L' IDENTIFICATION de gènes n'est pas en soi une nouveauté. La démarche consiste à localiser plus ou moins grossièrement le gène, en analysant la coségrégation de marqueurs et du trait phénotypique dans une généalogie, puis à rechercher le gène en cause, à l'intérieur d'une région de l'ordre de 1 Mb, soit directement par séquençage, soit indirectement, par analogie fonctionnelle entre un gène candidat déjà connu dans cette zone, et les mécanismes de la pathologie. L'apparition de cartes génétiques et physiques de plus en plus précises, dans le courant des années quatre-vingt-dix, avait largement facilité la première étape. Avec la séquence, c'est la seconde difficulté qui se trouve aplanie.
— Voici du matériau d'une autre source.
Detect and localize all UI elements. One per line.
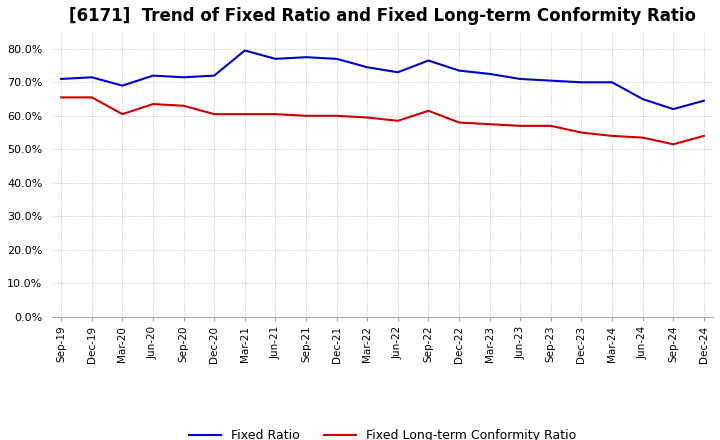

La recherche de gènes candidats « in silico », puis la vérification de l'existence d'une mutation dans ce gène chez les sujets atteints, ne pose en effet guère de problème a priori.
Comme l'indique l'équipe du « Human Genome Project » dans l'article de « Nature », pour un trait transmis sur un mode mendélien, la recherche du gène est dorénavant l'affaire de quelques mois, dans la plupart des cas, et peut être menée à bien par une équipe restreinte.
L'identification des gènes permet, classiquement, le diagnostic et le conseil génétique, la thérapie génique restant probablement lointaine dans la plupart des cas, malgré le succès obtenu l'an dernier par Alain Fischer, dans une indication très particulière.
Thérapie génique : la stimulation des gènes paralogues
Le séquençage pourrait toutefois venir conforter une piste alternative.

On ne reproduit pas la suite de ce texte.